On Jan. 27, the United States’ President of 20 days issued another controversial executive order. The order temporarily banned travel from seven Muslim-majority countries: Iraq, Iran, Syria, Yemen, Sudan, Somalia, and Libya. This travel ban initially included those with Visas and, until recently, those holding Green Cards.
According to the online release of the executive order by the White House Press Office, the order states that in order to protect American citizens, “the United States must ensure that those admitted to this country do not bear hostile attitudes toward it and its founding principles. […] In addition, the United States should not admit those who engage in acts of bigotry or hatred […] or those who would oppress Americans of any race, gender, or sexual orientation.”
Trump’s latest action has raised serious legal questions and has sparked a series of protests in airports across the country.
At the Los Angeles International Airport, masses of citizens flooded the gates of the Tom Bradley International Terminal to peacefully protest.
According to Rob Pedregon, a public informations officer for the LAPD Airport police, “this particular protest started about 10 a.m. this morning [Jan. 30]. [The same group of people] have been here throughout the day. It’s SEIU [Service Employees International Union] which is a labor union here that a lot of [airport] employees […] belong to,”
Pedregon worked alongside his colleagues to supervise the protesters and ensure the safety of the citizens.
“Our mission here at the airport is to keep the peace and to keep the free flow of commerce. We basically stand by and make sure that peace is followed […] and also to protect their rights to protest. So we actually represent both sides,” said Pedregon.
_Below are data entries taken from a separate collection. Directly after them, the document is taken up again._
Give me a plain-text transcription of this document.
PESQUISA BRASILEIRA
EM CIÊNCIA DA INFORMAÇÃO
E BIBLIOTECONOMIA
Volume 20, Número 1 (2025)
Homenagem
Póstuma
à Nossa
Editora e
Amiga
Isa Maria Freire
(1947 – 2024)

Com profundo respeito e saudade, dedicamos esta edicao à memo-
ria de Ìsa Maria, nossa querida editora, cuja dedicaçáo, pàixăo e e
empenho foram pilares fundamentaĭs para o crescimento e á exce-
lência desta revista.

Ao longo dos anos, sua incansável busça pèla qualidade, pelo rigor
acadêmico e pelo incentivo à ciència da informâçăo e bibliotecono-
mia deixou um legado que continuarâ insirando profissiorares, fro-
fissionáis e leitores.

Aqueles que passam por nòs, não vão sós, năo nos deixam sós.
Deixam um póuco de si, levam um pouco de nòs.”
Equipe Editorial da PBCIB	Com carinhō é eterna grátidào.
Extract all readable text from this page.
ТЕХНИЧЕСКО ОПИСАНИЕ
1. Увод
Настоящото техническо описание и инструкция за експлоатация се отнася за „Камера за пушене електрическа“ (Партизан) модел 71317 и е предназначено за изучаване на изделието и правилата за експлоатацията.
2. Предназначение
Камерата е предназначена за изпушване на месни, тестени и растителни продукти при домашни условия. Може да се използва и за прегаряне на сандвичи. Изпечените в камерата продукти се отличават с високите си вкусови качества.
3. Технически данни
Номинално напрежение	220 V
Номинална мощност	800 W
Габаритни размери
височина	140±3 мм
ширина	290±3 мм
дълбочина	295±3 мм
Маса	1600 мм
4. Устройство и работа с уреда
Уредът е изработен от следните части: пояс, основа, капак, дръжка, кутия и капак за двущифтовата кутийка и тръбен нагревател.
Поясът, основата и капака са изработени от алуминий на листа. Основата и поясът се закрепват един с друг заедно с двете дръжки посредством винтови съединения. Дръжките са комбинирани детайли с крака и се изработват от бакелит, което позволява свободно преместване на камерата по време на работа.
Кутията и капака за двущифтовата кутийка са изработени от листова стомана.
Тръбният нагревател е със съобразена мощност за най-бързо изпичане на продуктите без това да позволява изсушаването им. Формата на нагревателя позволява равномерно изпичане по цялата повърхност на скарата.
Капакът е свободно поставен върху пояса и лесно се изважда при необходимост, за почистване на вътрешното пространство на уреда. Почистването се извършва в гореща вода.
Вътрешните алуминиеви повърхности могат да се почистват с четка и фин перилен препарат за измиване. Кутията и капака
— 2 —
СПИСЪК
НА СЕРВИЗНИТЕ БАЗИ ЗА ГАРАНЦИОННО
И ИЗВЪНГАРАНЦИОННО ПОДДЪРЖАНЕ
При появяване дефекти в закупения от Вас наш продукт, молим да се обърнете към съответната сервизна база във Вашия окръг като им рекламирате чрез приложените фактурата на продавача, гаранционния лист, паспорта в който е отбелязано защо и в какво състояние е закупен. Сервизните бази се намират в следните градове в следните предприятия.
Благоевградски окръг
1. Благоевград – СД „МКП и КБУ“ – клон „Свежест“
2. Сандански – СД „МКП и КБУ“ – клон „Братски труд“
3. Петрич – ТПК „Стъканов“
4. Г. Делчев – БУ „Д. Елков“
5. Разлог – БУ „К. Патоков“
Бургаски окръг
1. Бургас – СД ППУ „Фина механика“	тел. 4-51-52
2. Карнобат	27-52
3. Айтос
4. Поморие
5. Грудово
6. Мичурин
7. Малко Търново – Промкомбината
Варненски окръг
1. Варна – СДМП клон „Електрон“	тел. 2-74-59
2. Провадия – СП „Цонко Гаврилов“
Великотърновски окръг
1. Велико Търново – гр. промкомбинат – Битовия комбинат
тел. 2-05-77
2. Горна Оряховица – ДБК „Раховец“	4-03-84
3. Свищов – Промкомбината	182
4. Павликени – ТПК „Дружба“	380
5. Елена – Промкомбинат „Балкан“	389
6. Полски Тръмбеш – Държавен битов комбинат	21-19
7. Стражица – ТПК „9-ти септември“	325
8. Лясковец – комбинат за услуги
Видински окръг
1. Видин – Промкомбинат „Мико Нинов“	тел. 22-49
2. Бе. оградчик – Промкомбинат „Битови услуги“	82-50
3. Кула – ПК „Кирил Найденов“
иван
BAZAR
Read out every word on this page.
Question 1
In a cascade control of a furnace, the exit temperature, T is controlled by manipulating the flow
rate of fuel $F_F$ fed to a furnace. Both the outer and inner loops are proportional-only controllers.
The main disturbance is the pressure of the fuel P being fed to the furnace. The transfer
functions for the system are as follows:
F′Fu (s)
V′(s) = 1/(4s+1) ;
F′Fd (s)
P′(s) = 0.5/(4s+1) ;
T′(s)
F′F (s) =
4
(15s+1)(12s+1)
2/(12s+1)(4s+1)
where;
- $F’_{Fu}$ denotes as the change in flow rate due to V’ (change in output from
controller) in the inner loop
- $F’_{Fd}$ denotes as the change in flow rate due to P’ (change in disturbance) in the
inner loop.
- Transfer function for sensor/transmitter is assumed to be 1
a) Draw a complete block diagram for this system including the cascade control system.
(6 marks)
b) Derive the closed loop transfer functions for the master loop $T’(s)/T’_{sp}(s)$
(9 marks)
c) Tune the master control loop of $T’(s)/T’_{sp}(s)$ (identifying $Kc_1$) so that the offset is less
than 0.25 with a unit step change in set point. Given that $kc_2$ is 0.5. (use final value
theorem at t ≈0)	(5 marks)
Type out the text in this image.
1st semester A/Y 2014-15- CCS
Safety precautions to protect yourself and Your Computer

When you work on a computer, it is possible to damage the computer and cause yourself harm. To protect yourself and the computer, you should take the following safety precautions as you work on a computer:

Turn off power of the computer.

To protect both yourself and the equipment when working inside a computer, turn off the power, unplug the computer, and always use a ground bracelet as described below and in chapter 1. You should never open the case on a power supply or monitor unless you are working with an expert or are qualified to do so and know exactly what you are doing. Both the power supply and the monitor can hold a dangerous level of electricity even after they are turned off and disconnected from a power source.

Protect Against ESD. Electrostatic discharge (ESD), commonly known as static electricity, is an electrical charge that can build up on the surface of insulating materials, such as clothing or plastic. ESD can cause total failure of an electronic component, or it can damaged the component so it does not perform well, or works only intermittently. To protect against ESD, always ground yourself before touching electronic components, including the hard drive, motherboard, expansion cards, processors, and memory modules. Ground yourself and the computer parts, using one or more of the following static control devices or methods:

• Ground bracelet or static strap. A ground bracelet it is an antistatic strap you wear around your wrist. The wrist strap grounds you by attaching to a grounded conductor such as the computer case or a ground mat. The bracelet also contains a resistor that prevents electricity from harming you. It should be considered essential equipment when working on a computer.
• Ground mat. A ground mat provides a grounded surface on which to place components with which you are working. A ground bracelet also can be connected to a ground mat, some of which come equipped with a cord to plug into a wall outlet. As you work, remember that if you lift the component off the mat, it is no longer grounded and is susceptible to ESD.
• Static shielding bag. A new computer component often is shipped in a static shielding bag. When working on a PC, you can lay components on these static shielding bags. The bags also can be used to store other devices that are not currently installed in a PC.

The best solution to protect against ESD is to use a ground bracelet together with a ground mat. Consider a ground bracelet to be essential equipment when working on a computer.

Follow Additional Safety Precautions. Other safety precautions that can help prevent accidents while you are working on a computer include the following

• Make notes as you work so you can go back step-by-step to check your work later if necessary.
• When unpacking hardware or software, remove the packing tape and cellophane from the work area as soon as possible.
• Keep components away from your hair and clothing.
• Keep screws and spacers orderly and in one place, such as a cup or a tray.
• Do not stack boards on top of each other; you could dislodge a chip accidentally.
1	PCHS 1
These protests were not unknown to the students at MC, as members of the student body were present at the airport exercising their first amendment rights.
Senior Rihanna Boulanouar was a member of the 1,000-1,500 protesters that took the San Diego Airport by storm.
“I was there on the 29th of January. It [the protests] started at 5 o’clock [p.m.], and I left there around 9 p.m. We were basically just protesting about how there’s a Muslim ban and how Donald Trump set this ban where people aren’t allowed in [from the seven countries], [regardless of whether or not they hold a] green card or visa or anything,” Boulanouar said, “So we’re basically just protesting like how we all have equal rights like: freedom of speech, freedom of religion.”
The reasons Boulanouar was present extended beyond the humanity of the issue.
“Coming from a Muslim family, it’s personal. I’m not […] very religious or anything but it still kind of hit home,” Boulanour said.
Boulanour verbalized her understanding for the emotions and struggles of those being detained.
“I’m not from any of those places [the seven countries] but seeing how much it affected other people as well as people that I personally know, it definitely struck something in me,” Boulanour said, “So it’s our future, y’know? It’s something I wanted to protest and […] I thought it was the right thing to do.”
Boulanour went on to describe the government’s actions as “something that is inhumane.”
UC Irvine student Christine Bayon, present at the LAX protests, echoed this sentiment.
“We’re here again today to make sure people hear our message that we’re against the ban and we want the detainees to be released and that people shouldn’t be discriminated for their religion,” Bayon said.
The LAX protests were a weekend-long event that attracted the attention of many media platforms.
“There was a lot of [news] coverage yesterday when we were blocking both the entrance and the exit here at LAX we got a lot of news coverage because we completely blocked the road so no one could get in or out of LAX,” Bayon said.
In totality, President Trump’s executive orders have garnered much of the public’s attention and galvanized American citizens into action. Boulanour’s empathy for the detainees and their families echoes that of the thousands of protesters, both nationally and internationally.
“I just want people to […] realize that this is America, and that no matter what happens we’re all human,” Boulanour said, “[…] and in a way it’s just heartbreaking just to see that this [sentiment and hatred] is coming back”.